Agency insights
Thoughts and lessons on client selection, burnout, pricing, and modernising legacy accounts, from someone who's run a Google Ads for years.
Published April 2021. Last updated July 2026.
There are a handful of non-PPC tools I'd hate to run my Google Ads business without. Hemingway is one.
The Hemingway Editor makes my writing easier to read.
That writing keeps me in business:
I'm not a born writer, and - like most of us - the only writing training I got was at school.
We had to churn out a 300-word essay for Mrs. Steyn in English Creative Writing every Monday morning. For 5 years she taught me about adverbs and adjectives, about beginning, middle and end, about active and passive voice.
But, she never taught editing.
Hemingway is an editing tool. It highlights words and sentences that are foggy and hard to understand. When you blow away the fog, your writing starts to shine.
You can use it free on the web, or buy a desktop version.
Here's an example of what editing with Hemingway can do. The writing below is what this article looked like before I edited it. My control for an A/B test if you like.

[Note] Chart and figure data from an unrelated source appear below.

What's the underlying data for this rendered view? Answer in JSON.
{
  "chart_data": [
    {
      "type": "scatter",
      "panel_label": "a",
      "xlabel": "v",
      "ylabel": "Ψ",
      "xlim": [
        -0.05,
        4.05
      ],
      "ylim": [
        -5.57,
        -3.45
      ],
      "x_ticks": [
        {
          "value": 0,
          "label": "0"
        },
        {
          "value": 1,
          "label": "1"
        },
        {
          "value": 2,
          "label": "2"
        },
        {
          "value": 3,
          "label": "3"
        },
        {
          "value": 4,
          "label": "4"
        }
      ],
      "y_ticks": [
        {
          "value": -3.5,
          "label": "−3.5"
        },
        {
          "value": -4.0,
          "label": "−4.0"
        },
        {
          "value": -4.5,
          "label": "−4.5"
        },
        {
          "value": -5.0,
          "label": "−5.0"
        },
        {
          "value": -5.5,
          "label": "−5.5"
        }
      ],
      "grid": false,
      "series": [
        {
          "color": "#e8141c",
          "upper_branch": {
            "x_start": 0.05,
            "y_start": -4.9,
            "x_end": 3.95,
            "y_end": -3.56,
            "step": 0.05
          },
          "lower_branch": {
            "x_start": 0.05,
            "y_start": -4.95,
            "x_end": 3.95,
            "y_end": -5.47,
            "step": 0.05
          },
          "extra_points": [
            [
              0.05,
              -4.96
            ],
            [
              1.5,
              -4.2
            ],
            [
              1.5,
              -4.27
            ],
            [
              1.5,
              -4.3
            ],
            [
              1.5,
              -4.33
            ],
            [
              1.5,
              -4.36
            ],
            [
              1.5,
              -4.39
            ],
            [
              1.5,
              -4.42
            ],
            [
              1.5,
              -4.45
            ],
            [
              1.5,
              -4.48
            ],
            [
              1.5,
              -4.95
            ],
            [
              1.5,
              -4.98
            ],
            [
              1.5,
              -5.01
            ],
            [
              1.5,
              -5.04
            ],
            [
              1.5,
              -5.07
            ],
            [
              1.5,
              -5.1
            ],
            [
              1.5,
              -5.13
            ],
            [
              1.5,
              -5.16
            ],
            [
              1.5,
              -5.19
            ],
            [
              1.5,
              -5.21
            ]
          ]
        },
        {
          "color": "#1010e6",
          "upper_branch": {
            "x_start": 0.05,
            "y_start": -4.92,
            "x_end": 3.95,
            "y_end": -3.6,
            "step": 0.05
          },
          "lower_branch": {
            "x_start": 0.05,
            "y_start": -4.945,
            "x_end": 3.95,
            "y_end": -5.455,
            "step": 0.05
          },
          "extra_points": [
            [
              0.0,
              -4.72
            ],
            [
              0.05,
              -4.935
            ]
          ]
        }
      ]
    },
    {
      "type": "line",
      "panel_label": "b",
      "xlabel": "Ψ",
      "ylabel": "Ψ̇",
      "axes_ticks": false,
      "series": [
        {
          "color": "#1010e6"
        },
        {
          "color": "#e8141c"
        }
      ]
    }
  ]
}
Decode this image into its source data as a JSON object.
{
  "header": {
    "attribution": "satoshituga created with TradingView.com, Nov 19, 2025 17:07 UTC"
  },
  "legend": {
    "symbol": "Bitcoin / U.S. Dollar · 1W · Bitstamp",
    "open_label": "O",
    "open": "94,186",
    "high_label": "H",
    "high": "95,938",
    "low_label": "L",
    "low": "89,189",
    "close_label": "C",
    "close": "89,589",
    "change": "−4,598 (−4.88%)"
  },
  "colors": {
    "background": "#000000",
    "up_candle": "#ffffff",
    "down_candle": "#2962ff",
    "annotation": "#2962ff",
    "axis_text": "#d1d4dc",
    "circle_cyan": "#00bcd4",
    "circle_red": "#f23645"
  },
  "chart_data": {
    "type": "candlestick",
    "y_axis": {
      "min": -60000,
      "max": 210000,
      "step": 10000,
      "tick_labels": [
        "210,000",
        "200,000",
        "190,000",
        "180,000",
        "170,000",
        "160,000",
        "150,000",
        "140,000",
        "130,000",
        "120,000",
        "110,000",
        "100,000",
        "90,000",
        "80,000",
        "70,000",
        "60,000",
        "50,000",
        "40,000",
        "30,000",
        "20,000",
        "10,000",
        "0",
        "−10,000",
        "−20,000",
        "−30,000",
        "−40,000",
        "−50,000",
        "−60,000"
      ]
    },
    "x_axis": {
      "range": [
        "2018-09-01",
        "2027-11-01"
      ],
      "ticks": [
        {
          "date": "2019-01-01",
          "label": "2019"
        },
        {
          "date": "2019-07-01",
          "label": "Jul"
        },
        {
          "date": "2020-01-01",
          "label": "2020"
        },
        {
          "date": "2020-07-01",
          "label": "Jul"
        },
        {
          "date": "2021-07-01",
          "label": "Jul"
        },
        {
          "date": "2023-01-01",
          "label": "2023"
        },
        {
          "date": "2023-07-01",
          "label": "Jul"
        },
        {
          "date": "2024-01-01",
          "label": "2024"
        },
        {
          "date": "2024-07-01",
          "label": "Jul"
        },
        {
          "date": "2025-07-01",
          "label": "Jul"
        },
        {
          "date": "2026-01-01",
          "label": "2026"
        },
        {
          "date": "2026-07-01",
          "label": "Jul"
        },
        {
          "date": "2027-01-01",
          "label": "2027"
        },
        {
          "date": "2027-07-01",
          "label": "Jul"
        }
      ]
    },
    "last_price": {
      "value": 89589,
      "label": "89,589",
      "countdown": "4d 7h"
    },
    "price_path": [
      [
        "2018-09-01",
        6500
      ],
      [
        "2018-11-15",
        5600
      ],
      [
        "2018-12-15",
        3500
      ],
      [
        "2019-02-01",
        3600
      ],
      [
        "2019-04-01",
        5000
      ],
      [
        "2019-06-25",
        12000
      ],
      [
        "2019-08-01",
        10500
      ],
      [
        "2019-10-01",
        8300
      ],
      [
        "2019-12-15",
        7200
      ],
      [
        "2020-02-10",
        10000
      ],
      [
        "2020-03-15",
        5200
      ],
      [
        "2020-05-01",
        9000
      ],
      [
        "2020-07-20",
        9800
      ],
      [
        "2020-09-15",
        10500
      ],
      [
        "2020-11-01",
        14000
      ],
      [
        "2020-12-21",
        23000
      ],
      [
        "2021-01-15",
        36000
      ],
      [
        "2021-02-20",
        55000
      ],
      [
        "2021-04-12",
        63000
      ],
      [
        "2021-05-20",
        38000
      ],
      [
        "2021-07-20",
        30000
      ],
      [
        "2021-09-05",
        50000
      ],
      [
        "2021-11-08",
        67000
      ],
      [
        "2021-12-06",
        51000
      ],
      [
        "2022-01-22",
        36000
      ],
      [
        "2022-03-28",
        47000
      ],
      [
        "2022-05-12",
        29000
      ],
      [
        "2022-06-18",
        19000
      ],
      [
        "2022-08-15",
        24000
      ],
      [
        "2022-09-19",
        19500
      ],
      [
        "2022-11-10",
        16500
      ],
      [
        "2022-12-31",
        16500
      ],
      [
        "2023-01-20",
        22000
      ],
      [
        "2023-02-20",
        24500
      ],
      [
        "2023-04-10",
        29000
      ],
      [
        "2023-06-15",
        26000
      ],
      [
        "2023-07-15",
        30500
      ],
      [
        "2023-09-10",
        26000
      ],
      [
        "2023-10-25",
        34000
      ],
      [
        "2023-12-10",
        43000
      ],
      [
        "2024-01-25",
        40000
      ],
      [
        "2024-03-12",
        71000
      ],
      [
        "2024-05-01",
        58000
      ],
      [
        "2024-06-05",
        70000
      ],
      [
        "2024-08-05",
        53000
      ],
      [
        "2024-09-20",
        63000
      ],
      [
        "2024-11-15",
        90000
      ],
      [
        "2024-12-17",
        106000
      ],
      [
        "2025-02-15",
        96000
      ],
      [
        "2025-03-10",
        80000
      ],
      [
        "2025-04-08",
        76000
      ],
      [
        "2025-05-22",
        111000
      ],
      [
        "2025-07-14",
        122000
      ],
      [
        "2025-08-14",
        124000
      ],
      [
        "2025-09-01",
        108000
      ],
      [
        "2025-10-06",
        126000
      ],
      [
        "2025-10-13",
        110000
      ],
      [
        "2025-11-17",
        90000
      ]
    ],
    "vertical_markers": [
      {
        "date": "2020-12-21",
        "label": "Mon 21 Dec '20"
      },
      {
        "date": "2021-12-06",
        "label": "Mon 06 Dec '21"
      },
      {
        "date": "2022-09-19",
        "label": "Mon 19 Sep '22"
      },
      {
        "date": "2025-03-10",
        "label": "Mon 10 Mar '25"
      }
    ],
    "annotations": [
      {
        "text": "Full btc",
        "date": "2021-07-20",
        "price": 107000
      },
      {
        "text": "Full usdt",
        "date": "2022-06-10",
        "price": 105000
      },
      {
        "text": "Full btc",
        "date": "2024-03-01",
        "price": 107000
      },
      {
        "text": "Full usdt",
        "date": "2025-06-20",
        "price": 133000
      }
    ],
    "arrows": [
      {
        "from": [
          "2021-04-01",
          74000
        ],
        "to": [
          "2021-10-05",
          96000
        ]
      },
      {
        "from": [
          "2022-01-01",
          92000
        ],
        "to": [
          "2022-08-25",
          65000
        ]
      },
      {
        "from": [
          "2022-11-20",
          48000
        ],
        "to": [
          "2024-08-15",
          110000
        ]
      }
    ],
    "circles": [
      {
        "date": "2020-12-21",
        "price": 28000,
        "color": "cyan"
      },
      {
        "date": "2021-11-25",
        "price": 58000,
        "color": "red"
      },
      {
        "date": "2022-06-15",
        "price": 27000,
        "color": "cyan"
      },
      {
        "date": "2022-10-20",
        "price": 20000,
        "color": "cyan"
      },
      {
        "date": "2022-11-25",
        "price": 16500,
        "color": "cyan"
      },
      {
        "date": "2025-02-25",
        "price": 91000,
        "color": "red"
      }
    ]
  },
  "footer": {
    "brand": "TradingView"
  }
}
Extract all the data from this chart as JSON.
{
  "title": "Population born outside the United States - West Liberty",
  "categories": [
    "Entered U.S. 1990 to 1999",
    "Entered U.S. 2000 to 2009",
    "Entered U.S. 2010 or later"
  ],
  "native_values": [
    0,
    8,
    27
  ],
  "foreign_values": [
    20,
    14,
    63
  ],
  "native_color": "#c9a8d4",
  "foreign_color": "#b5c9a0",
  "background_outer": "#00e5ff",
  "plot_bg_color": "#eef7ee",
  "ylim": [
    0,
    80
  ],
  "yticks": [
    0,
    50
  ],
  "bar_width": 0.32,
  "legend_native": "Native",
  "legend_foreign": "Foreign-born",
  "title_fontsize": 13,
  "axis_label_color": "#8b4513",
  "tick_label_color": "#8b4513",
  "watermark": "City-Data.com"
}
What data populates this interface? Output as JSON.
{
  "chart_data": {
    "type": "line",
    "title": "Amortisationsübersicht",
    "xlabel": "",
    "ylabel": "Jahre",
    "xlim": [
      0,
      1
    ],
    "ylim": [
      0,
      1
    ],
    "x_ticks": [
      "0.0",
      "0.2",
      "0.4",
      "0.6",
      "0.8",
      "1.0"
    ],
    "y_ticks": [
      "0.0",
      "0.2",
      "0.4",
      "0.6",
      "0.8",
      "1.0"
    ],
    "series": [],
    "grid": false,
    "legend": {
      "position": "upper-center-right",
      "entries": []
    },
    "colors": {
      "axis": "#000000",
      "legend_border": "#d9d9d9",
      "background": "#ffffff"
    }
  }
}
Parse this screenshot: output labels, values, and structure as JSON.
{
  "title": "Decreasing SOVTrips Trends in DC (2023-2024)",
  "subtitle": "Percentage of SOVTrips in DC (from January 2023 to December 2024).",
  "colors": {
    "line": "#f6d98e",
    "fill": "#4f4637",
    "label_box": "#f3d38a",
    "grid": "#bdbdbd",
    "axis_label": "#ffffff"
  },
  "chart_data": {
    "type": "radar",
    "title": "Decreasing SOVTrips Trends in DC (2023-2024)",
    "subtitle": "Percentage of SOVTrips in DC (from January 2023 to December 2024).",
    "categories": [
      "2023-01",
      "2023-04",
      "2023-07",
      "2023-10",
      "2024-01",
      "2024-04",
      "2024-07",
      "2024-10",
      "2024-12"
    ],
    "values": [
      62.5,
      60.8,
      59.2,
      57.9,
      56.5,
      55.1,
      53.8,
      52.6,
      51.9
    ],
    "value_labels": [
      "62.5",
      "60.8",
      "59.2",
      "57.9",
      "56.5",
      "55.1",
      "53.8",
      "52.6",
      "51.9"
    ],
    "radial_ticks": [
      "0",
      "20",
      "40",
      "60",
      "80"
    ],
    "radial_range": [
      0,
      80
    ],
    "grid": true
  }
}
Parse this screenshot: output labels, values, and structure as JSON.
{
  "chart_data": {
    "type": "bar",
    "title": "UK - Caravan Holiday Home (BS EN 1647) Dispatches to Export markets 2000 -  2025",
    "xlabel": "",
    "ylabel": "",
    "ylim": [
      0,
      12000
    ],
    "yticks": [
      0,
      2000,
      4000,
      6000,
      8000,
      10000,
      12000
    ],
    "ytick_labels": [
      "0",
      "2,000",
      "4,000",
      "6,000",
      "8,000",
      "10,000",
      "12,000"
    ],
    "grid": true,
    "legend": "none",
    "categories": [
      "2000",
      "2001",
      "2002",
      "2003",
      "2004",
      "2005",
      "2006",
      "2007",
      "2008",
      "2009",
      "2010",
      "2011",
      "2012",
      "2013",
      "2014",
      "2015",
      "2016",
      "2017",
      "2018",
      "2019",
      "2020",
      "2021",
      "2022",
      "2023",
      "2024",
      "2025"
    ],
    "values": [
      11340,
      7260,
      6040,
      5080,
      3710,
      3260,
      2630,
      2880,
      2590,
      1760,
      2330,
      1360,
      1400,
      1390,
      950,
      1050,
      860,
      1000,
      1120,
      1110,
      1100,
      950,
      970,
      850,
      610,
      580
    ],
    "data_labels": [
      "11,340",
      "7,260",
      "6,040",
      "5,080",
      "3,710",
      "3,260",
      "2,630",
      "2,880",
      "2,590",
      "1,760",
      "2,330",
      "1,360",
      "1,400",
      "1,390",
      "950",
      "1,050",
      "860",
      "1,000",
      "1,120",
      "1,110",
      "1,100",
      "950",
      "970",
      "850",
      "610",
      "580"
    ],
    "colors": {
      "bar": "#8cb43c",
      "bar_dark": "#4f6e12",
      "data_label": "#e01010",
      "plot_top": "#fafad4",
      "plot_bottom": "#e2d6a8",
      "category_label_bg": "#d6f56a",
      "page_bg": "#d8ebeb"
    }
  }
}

This tool helps improve my writing. They’ve got a free web-based version which is great and you can buy a desktop version which I did as a way of saying thank you to the people who built it.
Some of the most important outputs from my business are written: emails, proposals, website, articles, landing pages etc. I’m not naturally a good writer and the only writing training most of us got was 300 word essays in English classes at school. I was never taught to edit my writing at school. The exams were one-and-done. You spewed out an essay on a subject you’d never thought of before and that was it. We were told to re-read our work to check for spelling and punctuation but that was it.
Yet the secret to readable writing for most of us is a little editing rather than sending the first version. The Hemingway app helps make my writing clear and easy to read by highlighting the bits that are foggy.
---unedited writing ends---
I think you'll agree with me that the unedited writing is very rough.